Processing rules are user specific automations intended to ease and assist on preprocessing documents when they are being uploaded. If for instance you find to repetitevely editing the documents in same or similar fashion, a suitable processing rule may be able to automate the task.

Some common tasks to do with processing rules are:

  • Extract date from the document and set it as document’s date. Without this, the document date will always be the date that the document was uploaded and not its actual date.
  • Add metadata
  • Flag documents with tags or metadata (e.g. flag new documents with certain metadata)
  • Making sure there’s always at least metadata keys A and B present
  • Classify documents
  • Modify document’s title or description

Extracting dates from document content

Virtualpaper is able to extract dates directly from document content and name. Often times multiple dates are actually found, in which case Virtualpaper uses heuristics to select the best date. It tries to select the most occuring date but also a date that’s upcoming in the near future.

Extracting dates is a special feature of Virtualpaper, which uses different mechanism than any other rule. If the rule condition finds and extracts a valid date the date is temporarily stored separately from the document. If there’s ‘Set Date’ action, the date time is saved as the document’s date regardless of the Action’s Value. The Value cannot be empty, but other thatn that its content doesn’t affect the processing in any way.

Configuration:

Sample

In order to get date extraction to work probely, two things are needed:

  1. A working regular expression
  2. A corresponding time layout that’s according to Golang time formats.

Hint you can add multiple layouts and regular expressions by adding a condition for each layout. Just be sure to set rule mode to ‘Match all’.

Cheat sheet for the format:

Name Marker
Day 2, 02
Month 1, 01, Jan
Year 06, 2006

Examples of valid time layouts:

  • 1/2/2006
  • Jan 2 2006
  • 1.2.2006

For more info on Go’s time layouts, see: Golang time package’s documentation.
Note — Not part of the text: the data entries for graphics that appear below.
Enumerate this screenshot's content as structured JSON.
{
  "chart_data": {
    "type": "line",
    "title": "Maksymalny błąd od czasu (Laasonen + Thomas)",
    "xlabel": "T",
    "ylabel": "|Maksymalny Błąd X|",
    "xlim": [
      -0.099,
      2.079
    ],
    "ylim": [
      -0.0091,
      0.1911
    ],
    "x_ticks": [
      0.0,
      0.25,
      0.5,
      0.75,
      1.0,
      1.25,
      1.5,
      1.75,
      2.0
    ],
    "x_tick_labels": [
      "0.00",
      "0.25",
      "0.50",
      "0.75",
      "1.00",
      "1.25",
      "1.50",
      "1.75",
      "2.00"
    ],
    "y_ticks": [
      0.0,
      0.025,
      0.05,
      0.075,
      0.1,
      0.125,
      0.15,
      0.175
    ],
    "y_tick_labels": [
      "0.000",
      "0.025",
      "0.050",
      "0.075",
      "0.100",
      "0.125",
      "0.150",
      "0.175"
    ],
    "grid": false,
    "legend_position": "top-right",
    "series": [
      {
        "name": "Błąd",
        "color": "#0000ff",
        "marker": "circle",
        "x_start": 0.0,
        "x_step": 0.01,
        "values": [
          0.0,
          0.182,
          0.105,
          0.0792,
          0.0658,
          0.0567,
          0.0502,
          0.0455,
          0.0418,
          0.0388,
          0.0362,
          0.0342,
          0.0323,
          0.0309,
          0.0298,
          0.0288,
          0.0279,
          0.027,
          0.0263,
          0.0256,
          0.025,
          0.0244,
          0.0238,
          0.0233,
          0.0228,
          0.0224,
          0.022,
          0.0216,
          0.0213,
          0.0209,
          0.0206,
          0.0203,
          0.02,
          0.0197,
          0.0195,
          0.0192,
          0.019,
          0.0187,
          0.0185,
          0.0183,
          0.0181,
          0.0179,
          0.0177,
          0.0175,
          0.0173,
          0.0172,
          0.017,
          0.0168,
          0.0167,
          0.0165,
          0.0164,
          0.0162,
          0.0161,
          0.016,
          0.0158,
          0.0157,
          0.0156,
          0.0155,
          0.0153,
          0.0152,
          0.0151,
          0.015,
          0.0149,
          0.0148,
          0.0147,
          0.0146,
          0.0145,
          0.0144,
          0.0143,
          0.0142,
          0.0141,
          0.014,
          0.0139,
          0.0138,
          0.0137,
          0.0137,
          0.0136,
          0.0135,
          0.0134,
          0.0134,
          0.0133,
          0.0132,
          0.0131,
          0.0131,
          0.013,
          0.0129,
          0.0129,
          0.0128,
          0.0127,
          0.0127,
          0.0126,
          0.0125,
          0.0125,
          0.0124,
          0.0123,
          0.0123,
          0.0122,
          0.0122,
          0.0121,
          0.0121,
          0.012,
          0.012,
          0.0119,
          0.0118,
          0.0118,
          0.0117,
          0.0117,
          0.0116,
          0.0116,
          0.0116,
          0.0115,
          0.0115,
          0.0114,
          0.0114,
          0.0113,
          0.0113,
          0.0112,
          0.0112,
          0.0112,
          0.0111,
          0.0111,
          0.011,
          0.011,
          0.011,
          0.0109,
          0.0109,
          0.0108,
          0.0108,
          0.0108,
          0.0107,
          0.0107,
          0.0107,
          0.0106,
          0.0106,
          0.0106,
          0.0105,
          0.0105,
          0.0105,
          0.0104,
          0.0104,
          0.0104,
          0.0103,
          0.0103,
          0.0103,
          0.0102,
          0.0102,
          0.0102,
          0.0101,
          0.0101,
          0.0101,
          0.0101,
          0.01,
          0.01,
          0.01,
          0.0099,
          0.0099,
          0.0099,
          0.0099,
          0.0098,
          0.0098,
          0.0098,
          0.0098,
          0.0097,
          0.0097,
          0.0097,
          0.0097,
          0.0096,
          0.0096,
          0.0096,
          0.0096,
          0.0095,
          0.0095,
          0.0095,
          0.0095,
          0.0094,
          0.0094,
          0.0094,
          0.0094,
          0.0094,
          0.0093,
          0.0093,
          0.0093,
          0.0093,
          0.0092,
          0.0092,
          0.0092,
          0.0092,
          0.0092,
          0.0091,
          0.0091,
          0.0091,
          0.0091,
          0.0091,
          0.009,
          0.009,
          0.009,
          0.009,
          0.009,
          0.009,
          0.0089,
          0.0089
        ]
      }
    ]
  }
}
Configuring processing rule

Conditions:

  1. Add condition
  2. Set Enabled, Case Insensitive and Regex to True
  3. Set condition type to ‘Date Is’
  4. Set filter to a correct regular expression, for example a regex (\d{1,2}.\d{1,2}.\d{4}) matches dates that are of format 1.2.2006.
  5. Set correct layout to Date Format, as described above

Action:

  1. Add action
  2. Set Action type to Set Date
  3. Set Enabled and On Condition to True
  4. Set now() to value.